Plant breeding is a lengthy process. When a breeder identifies a plant with targeted traits that represent an improvement over the varieties available to growers, the breeder selects that plant as a parent in a crossbreeding program. The basic process has been used since the 19th century, but advances have been made in areas such as screening plant populations for desirable crossbreeding parents.

In the first few generations of crossbreeding, some offspring usually have a superior combination of traits and others don’t. The crossbreeding goes on for several generations until a population of plants is obtained with a consistent combination of traits. Only at that point can the seed from a new “breeding line” be trusted to produce a consistent yield and quality of grain. The process can take seven to 10 years from the time a “parent” plant is selected for use in a breeding program.

Speeding up the process of bringing improved varieties to farmers is a major goal, Correll says.

A marker is an easily identifiable piece of genetic material, usually DNA, that scientists have determined is linked to a particular trait. Thus, markers allow breeders to be more selective in crossbreeding and might save months or years in the development of an improved variety.

Correll says RiceCAP is developing new markers for genes associated with the fungal disease sheath blight in rice plants. Ultimately more important than providing new markers, he says, is the understanding scientists are gaining about the genetics of rice in general and sheath blight in particular.

Another RiceCAP focus is milling yield, which is a measure of the portion of whole grains milled from a lot of rough rice. Both sheath blight resistance and milling yield are difficult objectives because they are controlled by multiple genes and are greatly affected by environmental factors.

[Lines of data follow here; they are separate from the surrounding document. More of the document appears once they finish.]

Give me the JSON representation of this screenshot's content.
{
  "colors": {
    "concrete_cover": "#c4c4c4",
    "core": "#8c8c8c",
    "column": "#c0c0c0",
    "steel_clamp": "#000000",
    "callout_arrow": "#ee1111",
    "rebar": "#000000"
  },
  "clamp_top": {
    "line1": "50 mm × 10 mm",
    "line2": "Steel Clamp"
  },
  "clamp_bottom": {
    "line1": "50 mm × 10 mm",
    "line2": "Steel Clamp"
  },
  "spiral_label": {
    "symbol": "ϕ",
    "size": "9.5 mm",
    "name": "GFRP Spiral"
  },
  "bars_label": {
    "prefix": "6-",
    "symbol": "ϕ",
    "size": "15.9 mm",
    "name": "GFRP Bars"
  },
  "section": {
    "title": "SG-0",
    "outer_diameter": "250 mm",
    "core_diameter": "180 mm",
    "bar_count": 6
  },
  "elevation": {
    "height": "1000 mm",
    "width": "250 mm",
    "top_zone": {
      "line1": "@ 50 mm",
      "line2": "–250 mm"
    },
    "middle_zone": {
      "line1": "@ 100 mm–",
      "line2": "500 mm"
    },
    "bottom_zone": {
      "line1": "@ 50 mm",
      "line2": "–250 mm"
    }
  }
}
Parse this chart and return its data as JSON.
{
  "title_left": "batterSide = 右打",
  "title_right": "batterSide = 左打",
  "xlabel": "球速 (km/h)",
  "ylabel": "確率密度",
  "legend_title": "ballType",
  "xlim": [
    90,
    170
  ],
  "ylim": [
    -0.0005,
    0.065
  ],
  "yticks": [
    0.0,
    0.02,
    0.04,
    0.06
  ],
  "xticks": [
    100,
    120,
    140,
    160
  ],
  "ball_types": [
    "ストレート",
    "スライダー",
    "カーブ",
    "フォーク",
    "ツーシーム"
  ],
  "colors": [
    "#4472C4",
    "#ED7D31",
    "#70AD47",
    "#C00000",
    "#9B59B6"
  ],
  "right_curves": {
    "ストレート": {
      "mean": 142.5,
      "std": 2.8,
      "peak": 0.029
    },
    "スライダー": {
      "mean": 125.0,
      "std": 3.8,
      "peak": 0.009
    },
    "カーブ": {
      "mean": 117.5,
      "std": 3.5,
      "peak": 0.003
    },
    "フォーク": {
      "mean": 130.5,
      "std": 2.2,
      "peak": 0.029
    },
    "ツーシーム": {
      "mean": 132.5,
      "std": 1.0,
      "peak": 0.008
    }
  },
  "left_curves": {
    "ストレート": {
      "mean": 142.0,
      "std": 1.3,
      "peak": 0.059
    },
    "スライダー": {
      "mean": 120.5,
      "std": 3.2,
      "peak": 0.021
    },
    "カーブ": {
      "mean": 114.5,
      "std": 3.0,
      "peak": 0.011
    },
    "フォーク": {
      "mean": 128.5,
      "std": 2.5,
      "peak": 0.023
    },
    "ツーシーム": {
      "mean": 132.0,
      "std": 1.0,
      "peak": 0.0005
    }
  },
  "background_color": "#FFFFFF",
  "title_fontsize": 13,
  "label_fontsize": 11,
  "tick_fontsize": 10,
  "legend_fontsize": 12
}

An example of a new marker for sheath blight susceptibility is found in a project by Steven Brooks, a Division of Agriculture adjunct scientist and molecular pathologist at the USDA’s Dale Bumpers National Rice Research Center near Stuttgart.

Brooks isolated a toxin produced by the sheath blight fungus and determined that plants that are sensitive to the toxin tend to be susceptible to sheath blight disease damage.

“This work provides the means to genetically map toxin sensitivity genes and eliminate susceptible genotypes when developing sheath blight-resistant cultivars,” Brooks says in a paper published in the journal Phytopathology.

Yulin Jia, another molecular pathologist at the USDA Rice Research Center and a Division of Agriculture adjunct scientist, developed a “micro-chamber” screening method. It is faster and cheaper than field tests to determine if plants are susceptible or resistant to sheath blight. It is described in an article in the journal Plant Disease.

RiceCAP also has educational and outreach components. It involves graduate students in genomics research to help train the next generation of plant breeders in emerging technologies, Correll says. Scientists also have conducted workshops to help high school and junior high teachers incorporate genetics research into science courses.